Exploring the biological activity and setting dynamics of a novel polydopamine-based root repair material.

BACKGROUND: Root perforation represents a significant complication in endodontics, compromising the structural integrity of the tooth. Effective repair are critical to mitigating the associated risks and preserving long-term dental function. Despite extensive research, the ideal repair material that fulfills all requisite biological and mechanical properties remains elusive. METHODOLOGY: This study introduces a novel polydopamine based repair material designed to address the limitations of existing materials. The material was characterized using field emission scanning electron microscopy, X-ray diffraction, Fourier-transform infrared spectroscopy, transmission electron microscopy, zeta potential, and particle size analysis.

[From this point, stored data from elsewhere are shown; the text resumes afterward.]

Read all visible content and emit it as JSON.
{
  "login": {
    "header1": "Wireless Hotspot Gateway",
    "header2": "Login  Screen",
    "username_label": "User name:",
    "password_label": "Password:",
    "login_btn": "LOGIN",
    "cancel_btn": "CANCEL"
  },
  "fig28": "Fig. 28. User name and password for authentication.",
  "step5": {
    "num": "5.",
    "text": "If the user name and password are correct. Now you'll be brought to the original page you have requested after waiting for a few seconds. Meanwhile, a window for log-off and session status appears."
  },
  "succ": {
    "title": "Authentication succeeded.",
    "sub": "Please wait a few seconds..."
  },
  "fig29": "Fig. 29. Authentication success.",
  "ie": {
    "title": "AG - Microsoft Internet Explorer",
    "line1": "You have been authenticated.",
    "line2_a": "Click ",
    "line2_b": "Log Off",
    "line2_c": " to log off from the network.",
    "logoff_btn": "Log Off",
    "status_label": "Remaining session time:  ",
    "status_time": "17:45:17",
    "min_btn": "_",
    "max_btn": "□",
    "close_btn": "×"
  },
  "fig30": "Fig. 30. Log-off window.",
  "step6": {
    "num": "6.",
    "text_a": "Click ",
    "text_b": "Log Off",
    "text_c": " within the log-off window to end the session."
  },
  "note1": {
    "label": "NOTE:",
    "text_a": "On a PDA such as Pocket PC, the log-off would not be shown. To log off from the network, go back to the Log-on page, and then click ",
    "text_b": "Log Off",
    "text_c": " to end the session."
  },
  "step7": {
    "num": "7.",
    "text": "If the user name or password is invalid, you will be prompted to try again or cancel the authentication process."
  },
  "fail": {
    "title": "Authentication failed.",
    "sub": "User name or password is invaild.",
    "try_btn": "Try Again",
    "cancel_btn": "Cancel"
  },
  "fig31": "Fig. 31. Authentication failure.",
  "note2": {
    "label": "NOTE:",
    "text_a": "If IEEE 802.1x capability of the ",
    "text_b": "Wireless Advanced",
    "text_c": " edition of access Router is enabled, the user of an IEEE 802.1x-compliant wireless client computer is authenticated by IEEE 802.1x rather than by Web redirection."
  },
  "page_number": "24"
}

The material's initial and final setting times were evaluated using a Gilmore needle apparatus. Biocompatibility was assessed via the MTT assay, while bioactivity was quantified through calcium ion release analysis. Comparative evaluations were conducted against ProRoot MTA, a commercially available standard in root repair. RESULTS: The findings revealed no statistically significant differences in cytotoxicity (P > 0.05) between the experimental material and ProRoot MTA, affirming the biocompatibility of both. However, the experimental material demonstrated a significantly faster set (P < 0.001) than ProRoot MTA, a critical advantage in clinical applications. the inclusion of calcium chloride and bioactive glass enhanced calcium ion release, with the experimental material showing significantly higher levels at 7 days. CONCLUSION: The polydopamine-bioactive glass composite exhibited favorable biological activity, superior setting dynamics, and enhanced bioactivity, positioning it as a promising candidate for perforation repair. These results lay the groundwork for further research and potential clinical translation, offering a viable solution to a longstanding challenge in endodontics.